"Target speech hearing" is a new deep-learning algorithm developed at the University of Washington to allow users to "enroll" a speaker and cancel all environmental noise surrounding their voice.
Currently, the system requires the person wearing the headphones to tap a button while gazing at someone talking or just look at them for three to five seconds. This directs a deep learning model to learn the speaker's vocal patterns and latch to it so it can play it back to the listener even as they move around and stop looking at that person.
A naive approach is to require a clean speech example to enroll the target speaker. This is however not well aligned with the hearable application domain since obtaining a clean example is challenging in real world scenarios, creating a unique user interface problem. We present the first enrollment interface where the wearer looks at the target speaker for a few seconds to capture a single, short, highly noisy, binaural example of the target speaker.

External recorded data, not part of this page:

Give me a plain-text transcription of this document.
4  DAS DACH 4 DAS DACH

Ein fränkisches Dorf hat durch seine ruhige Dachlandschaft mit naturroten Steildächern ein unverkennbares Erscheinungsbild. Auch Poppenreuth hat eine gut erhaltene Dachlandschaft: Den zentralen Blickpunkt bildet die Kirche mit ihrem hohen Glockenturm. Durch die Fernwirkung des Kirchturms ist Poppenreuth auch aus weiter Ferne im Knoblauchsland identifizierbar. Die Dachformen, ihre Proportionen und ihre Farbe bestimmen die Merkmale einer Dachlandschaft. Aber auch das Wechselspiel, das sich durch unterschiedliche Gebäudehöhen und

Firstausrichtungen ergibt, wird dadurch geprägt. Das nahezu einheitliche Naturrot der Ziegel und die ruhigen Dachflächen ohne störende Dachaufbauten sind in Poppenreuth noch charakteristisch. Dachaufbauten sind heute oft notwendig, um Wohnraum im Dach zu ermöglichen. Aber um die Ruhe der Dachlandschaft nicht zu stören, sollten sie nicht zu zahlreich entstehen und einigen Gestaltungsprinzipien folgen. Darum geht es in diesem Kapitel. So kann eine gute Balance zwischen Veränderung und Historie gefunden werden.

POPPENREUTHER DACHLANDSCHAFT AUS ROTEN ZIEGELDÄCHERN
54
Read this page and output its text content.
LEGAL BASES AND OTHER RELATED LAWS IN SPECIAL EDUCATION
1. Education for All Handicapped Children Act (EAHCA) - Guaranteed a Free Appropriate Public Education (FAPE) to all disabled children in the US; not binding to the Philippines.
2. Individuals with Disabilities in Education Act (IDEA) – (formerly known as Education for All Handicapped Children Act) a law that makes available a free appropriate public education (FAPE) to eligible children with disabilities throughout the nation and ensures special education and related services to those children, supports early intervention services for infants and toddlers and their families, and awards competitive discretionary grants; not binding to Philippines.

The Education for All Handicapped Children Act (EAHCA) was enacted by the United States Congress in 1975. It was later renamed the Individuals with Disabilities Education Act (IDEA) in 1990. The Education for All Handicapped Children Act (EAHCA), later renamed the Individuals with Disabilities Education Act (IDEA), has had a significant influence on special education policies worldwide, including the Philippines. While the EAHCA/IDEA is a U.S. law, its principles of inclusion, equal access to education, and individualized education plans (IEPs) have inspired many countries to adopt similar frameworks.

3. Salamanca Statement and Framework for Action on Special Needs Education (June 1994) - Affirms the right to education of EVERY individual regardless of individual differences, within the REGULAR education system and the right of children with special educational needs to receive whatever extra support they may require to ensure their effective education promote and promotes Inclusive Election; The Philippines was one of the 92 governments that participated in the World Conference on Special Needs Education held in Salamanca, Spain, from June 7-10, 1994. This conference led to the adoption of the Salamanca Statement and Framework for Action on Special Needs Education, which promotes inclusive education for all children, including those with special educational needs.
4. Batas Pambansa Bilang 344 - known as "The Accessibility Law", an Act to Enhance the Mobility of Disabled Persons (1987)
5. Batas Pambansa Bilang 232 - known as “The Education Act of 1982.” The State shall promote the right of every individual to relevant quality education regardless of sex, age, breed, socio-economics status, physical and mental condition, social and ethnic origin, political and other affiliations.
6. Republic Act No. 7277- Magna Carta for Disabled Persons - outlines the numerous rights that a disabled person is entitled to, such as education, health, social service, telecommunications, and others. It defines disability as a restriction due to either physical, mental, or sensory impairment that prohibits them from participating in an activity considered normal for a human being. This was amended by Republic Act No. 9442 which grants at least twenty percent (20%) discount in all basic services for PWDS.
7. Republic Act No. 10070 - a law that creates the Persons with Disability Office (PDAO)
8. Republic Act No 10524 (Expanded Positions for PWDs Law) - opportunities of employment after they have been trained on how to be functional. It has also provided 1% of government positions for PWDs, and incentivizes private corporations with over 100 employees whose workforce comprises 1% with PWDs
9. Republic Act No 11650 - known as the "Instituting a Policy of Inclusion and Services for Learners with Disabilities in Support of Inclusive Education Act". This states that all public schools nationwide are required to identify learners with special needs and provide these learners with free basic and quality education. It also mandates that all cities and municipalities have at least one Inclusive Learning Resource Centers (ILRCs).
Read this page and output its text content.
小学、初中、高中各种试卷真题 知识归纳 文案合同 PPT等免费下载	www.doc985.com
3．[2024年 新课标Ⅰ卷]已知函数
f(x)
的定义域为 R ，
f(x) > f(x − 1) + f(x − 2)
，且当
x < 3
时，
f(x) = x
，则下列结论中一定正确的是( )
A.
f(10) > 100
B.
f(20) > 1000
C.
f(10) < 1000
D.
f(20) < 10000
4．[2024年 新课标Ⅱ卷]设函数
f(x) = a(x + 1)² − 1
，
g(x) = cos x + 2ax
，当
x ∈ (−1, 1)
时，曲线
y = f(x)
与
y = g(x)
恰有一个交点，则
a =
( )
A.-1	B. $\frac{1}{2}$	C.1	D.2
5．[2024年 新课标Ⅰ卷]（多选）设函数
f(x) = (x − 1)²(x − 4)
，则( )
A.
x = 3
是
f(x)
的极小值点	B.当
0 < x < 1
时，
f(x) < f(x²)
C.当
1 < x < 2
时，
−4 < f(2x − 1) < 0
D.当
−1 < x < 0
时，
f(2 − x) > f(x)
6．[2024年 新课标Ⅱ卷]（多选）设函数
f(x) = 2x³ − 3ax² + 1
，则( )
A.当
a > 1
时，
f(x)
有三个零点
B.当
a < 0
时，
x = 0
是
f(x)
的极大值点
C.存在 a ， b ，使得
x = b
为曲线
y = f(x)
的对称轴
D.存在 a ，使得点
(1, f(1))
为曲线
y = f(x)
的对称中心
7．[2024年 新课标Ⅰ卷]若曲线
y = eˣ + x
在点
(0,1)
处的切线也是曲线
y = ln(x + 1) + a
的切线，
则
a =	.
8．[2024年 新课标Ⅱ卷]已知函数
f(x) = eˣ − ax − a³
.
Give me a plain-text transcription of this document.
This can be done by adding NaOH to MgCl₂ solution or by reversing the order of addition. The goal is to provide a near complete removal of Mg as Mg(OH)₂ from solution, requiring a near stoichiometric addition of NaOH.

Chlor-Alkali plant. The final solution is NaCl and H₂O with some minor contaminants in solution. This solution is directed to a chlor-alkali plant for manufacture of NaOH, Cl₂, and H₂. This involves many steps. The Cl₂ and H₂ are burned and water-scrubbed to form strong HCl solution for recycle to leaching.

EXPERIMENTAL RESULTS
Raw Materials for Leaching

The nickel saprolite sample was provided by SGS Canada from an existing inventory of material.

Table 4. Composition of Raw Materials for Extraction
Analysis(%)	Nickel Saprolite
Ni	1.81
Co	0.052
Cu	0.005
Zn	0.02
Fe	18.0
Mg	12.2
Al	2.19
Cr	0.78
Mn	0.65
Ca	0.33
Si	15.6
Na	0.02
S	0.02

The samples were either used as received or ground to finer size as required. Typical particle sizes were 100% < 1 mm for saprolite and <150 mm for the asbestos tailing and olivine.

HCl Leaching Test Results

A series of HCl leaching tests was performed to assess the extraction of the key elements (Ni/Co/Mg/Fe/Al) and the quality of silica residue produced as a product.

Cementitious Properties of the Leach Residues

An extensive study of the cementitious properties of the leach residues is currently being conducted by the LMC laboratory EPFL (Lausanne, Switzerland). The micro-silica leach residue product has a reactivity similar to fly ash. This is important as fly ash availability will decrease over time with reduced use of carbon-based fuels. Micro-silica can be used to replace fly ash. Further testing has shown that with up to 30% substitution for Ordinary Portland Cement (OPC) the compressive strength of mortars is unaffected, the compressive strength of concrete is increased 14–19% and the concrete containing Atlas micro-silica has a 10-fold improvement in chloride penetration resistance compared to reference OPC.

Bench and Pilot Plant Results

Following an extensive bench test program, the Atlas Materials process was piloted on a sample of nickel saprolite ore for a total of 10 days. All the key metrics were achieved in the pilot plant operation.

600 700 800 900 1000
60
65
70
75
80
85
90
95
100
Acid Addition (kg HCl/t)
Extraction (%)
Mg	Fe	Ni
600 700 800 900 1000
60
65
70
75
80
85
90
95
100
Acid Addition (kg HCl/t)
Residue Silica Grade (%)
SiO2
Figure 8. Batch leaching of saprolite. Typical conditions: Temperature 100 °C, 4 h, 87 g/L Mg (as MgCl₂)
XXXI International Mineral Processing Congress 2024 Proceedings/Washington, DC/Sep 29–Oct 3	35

The key during the enrollment step is that the wearer is looking in the direction of the speaker, so their voice is aligned across the two binaural microphones while other interfering speakers are likely not aligned. This example is used to train a neural network with the characteristics of the target speaker and extract the corresponding embedding vector. This is then used with a different neural network to extract the target speech from a cacophony of speakers.
According to the researchers, this constitutes a significant step forward compared to existing noise-canceling headphones, which can effectively cancel out all sounds but not selectively pick speakers based on their speech traits.
To make this possible, the team had to solve several problems, including optimizing the state-of-the-art speech separation network TFGridNet to make it run in real-time on embedded CPUs, finding a training methodology to use synthetic data to build a system capable of generalizing to real-world unseen speakers, and others.
Shyam Gollakota, one of the researchers behind "semantic hearing", highlights that their project differs from current approaches to AI in that it aims to modify people's auditory perception using on-device AI without relying on Cloud-based services.
At the moment, the system can enroll only one speaker at a time. Another limitation is that enrollment will succeed only if no other loud voices are coming from the same direction, but the user can run another enrollment on the speaker to improve the clarity if they are not satisfied with the initial result.
The team has open-sourced their code and dataset to facilitate future research work to improve target speech hearing.